PCDP's Health Care team had arranged a programme in the desert to give midwifery kits to all the women who had successfully completed their midwifery training.
Resham, one of the newly qualified midwives, came to the stage and spoke to the assembled crowd of some three hundred people:
“In the past, many mothers died during childbirth, and many babies also died, because in the whole region of Parkar there were no trained midwives or lady doctors.
But now that PCDP is working in our area, there has been huge progress in our community. In village after village children are getting a good education, and the midwives who have been trained are working effectively. We are using the methods that we have been taught. And our community is benefiting greatly from this. PCDP has freed our community from many difficulties and hardships.“
The significance of this is not so much that she had been trained in midwifery, nor that she had seen the improvement in survival rates of both mothers and children during childbirth. Nor is it the effect of training and education that was changing community perceptions about their future – from darkness to light!
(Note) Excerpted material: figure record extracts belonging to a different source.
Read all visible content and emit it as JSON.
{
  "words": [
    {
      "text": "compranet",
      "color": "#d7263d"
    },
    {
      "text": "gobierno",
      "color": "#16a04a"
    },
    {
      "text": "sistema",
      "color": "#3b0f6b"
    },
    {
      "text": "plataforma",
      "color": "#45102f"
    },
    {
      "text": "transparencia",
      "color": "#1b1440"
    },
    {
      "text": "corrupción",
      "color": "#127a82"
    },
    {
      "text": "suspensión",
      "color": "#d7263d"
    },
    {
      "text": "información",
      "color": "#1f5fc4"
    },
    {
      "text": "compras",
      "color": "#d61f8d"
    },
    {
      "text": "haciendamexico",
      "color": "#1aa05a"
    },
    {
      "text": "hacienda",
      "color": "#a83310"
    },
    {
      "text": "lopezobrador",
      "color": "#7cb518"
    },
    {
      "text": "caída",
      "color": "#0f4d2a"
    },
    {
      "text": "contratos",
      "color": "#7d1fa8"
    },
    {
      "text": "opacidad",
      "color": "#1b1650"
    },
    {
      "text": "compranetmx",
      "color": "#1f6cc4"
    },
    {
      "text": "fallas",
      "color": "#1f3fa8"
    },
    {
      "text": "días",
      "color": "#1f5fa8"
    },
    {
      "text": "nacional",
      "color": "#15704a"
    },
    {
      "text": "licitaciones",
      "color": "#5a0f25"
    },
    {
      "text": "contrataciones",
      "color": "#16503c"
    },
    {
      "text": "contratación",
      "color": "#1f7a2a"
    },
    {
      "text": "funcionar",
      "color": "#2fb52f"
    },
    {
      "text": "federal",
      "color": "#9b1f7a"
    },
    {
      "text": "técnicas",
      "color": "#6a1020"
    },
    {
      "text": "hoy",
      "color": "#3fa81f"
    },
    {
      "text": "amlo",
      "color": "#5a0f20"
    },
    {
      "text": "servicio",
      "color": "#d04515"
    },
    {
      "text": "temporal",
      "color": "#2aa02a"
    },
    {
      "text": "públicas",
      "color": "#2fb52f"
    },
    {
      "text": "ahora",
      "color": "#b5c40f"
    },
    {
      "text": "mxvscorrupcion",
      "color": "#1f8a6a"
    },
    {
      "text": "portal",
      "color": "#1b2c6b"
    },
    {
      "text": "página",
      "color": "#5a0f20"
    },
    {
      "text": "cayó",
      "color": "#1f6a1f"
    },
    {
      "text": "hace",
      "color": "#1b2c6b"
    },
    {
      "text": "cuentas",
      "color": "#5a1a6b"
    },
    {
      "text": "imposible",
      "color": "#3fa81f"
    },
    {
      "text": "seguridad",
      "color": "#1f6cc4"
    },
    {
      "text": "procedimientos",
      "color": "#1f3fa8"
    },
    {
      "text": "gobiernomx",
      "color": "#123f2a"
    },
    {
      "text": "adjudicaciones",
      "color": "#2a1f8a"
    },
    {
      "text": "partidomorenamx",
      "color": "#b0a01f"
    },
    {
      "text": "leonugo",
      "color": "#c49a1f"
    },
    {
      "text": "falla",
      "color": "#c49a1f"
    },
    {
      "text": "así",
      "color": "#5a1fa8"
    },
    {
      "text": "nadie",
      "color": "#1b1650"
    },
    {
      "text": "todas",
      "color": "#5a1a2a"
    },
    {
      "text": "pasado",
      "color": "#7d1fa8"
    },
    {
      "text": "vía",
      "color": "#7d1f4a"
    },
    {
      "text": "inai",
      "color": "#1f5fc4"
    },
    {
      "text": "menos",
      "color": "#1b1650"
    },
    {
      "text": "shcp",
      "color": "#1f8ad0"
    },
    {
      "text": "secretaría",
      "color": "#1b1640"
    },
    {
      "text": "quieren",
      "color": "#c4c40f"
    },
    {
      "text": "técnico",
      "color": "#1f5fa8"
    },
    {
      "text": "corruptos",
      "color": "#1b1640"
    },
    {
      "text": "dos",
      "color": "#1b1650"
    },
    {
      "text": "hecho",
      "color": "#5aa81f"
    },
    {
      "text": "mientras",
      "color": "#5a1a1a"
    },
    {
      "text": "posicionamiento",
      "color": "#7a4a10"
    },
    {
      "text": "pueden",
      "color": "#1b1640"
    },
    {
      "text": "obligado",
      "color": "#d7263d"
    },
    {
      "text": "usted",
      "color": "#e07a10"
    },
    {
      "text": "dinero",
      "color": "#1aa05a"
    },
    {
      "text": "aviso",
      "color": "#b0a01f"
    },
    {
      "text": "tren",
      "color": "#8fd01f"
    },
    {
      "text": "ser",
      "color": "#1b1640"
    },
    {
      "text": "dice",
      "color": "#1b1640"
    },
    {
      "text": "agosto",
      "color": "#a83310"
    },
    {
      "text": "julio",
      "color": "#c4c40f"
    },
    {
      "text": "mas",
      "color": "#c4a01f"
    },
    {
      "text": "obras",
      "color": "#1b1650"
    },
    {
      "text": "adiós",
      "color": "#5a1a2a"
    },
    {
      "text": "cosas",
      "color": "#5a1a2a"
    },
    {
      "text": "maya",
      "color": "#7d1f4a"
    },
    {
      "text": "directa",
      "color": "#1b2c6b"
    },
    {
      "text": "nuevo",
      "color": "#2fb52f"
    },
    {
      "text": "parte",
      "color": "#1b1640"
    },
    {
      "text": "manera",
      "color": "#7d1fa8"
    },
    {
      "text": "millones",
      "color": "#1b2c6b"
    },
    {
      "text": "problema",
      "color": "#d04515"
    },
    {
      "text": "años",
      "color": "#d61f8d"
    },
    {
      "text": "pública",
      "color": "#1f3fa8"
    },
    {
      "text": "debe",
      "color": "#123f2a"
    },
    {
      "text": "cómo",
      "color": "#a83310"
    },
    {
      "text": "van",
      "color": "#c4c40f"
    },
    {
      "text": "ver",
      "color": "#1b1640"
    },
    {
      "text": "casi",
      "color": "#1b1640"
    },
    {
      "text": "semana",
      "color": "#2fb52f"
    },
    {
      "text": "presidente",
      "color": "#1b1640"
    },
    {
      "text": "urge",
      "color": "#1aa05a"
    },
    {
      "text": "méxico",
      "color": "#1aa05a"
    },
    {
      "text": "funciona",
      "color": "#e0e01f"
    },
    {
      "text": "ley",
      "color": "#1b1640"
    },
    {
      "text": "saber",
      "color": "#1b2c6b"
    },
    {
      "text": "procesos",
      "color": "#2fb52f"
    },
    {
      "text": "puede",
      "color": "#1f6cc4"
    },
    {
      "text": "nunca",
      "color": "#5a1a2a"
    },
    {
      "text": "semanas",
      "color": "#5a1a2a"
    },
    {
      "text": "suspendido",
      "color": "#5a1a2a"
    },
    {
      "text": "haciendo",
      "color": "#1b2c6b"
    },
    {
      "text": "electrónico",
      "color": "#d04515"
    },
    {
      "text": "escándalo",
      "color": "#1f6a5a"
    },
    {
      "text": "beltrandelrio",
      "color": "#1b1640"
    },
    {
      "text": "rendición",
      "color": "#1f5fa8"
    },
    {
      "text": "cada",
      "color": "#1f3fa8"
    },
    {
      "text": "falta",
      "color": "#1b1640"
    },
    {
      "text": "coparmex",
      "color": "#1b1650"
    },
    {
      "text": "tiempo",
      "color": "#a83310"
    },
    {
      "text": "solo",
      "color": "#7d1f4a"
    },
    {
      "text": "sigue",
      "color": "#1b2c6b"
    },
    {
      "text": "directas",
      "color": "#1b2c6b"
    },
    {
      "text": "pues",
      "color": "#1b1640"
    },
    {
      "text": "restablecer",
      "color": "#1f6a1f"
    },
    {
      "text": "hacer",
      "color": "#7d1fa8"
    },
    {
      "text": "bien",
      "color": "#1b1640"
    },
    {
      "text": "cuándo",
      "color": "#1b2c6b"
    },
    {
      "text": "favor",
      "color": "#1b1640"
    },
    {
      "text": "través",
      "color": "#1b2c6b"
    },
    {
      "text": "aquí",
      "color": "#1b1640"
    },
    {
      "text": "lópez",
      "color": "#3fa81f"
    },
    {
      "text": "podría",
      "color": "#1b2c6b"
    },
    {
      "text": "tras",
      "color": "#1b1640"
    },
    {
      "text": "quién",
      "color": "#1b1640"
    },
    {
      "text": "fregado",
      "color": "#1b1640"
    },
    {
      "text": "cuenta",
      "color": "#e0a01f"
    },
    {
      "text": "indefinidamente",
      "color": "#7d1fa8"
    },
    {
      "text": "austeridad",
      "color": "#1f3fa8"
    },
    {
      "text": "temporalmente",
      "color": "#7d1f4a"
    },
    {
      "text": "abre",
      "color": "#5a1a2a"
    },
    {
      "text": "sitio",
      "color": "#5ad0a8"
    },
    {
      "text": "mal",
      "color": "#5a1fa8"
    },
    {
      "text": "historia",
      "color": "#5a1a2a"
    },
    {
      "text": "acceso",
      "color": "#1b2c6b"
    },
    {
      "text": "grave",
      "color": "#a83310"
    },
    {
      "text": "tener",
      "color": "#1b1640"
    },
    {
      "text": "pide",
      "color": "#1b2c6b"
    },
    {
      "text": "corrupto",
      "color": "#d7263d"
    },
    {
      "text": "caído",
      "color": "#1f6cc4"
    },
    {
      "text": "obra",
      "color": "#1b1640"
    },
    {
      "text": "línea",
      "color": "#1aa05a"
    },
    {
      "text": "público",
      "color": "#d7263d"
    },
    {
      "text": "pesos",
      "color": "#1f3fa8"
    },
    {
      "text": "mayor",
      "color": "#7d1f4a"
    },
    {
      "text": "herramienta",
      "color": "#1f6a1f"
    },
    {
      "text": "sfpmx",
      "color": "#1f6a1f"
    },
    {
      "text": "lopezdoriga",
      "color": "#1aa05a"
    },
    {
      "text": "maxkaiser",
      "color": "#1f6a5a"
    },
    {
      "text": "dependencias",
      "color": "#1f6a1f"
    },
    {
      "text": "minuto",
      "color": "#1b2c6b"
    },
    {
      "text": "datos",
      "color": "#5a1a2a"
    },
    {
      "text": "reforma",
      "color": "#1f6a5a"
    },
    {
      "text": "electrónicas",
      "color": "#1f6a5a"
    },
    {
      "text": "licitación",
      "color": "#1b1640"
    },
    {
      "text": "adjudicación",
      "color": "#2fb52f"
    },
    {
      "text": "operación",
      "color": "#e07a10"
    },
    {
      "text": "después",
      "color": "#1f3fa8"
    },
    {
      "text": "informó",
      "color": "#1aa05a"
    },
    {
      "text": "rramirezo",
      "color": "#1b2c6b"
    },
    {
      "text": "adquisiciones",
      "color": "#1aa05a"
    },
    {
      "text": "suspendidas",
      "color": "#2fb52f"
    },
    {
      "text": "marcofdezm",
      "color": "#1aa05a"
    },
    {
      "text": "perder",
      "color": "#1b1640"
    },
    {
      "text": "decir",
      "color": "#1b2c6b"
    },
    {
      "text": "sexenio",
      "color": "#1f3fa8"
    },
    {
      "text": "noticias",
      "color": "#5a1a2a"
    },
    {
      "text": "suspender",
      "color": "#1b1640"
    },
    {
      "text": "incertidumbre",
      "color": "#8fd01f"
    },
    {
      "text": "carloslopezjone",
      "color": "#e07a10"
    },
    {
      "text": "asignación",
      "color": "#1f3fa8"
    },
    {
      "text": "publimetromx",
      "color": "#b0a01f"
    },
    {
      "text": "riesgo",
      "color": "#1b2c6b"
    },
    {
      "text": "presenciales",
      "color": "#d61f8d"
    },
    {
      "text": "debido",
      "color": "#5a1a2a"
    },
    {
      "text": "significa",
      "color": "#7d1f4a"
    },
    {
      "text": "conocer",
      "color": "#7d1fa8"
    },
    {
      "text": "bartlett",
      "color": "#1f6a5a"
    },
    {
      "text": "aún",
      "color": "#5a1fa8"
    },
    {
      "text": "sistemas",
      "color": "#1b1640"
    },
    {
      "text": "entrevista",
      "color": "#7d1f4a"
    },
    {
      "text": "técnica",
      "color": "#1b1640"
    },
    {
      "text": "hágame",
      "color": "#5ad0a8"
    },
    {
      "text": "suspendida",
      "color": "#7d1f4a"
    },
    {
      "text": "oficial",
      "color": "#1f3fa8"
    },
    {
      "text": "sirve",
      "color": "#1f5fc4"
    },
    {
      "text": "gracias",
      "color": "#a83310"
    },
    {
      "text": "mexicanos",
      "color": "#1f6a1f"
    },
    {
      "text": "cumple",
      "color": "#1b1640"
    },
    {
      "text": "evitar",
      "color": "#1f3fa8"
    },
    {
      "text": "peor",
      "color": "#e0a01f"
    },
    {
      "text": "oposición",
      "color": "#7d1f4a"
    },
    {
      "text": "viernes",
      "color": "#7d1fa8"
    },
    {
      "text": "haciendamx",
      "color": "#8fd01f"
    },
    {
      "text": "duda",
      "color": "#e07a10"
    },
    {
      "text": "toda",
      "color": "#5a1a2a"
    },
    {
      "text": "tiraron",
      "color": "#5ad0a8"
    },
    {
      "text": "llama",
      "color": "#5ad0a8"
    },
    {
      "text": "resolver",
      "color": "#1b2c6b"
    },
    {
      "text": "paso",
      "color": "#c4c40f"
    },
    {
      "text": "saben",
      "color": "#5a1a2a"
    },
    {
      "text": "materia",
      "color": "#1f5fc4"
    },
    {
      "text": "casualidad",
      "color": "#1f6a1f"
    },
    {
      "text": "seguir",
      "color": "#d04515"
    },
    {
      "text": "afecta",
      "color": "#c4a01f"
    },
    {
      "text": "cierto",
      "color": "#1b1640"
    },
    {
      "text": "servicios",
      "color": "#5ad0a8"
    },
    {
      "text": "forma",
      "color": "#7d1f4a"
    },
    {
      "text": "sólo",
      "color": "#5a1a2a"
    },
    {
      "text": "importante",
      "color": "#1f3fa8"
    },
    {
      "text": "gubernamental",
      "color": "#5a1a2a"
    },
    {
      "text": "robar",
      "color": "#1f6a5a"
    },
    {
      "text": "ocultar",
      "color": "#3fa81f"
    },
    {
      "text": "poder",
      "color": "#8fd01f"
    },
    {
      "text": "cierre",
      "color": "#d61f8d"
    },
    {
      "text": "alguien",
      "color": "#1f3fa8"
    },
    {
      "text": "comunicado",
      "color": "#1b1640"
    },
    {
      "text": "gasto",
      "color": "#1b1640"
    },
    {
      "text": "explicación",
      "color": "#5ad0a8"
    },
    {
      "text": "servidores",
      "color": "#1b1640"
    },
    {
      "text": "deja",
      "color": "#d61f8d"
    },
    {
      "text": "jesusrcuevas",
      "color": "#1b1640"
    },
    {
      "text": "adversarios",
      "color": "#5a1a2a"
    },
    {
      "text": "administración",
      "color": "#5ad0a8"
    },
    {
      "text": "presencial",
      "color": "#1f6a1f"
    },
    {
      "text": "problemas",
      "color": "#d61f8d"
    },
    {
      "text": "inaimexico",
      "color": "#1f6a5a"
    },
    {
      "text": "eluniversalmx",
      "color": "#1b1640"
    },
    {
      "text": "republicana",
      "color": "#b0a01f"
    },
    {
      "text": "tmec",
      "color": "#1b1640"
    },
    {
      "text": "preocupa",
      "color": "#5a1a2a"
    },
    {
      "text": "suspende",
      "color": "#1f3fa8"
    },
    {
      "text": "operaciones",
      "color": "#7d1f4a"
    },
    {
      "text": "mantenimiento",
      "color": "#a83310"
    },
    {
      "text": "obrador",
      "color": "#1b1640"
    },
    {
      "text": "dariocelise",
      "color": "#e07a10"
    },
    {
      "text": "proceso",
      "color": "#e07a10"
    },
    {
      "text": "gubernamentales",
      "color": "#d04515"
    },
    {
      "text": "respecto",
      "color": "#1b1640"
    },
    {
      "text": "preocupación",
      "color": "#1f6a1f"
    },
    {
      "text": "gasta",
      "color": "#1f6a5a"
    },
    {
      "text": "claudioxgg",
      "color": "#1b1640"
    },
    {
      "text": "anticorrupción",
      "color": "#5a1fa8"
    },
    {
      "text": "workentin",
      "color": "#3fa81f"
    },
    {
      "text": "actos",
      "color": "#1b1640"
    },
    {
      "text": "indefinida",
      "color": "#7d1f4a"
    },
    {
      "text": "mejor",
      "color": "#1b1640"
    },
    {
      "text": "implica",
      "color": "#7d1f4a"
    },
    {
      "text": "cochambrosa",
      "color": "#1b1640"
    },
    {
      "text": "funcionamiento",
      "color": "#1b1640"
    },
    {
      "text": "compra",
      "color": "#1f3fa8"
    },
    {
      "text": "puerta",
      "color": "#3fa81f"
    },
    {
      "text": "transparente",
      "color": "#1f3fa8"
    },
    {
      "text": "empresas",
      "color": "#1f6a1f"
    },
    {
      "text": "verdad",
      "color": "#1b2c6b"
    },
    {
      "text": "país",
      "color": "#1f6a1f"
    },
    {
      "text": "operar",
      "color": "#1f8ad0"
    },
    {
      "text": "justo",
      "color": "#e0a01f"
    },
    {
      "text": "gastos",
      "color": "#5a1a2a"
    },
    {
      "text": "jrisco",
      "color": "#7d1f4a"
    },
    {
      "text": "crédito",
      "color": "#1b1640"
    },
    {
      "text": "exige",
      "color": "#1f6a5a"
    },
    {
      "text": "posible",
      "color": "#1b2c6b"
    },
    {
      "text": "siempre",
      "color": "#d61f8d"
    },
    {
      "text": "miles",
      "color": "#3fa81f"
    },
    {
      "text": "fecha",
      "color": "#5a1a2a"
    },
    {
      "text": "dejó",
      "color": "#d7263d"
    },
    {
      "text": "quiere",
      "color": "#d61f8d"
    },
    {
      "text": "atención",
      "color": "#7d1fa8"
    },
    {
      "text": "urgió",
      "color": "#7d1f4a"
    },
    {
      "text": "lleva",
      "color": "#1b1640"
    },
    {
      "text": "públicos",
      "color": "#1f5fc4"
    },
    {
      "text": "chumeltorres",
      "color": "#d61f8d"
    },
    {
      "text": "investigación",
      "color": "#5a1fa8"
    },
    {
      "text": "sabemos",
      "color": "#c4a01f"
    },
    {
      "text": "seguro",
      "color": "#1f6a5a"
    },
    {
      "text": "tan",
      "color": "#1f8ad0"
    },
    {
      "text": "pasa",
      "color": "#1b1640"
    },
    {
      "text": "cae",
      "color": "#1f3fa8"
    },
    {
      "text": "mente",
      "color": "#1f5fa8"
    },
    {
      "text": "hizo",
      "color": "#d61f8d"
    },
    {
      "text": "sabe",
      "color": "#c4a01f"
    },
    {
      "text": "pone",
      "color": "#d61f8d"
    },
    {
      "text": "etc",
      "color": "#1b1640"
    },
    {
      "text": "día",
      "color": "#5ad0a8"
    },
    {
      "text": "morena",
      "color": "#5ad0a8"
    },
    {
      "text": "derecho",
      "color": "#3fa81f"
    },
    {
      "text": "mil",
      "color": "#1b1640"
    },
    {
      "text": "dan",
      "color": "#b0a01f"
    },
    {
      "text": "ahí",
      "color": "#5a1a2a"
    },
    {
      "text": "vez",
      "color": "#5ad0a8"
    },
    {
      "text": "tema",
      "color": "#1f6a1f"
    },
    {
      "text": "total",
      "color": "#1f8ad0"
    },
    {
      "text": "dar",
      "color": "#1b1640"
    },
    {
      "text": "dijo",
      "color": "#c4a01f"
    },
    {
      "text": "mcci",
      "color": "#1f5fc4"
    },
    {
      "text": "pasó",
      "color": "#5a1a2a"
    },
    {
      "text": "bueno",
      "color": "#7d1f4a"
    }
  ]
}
Nor is it that so many children, for the first time, have access to schooling.
No. The most amazing thing is that an illiterate woman, who previously would not have dared to speak in public, let alone on a stage before 300 people, now was addressing an audience of both men and women, and sharing her own experiences and views with confidence and authority.
The voice of women is now being heard in Parkar. And it is the voice of change, of progress, and of a better, brighter future!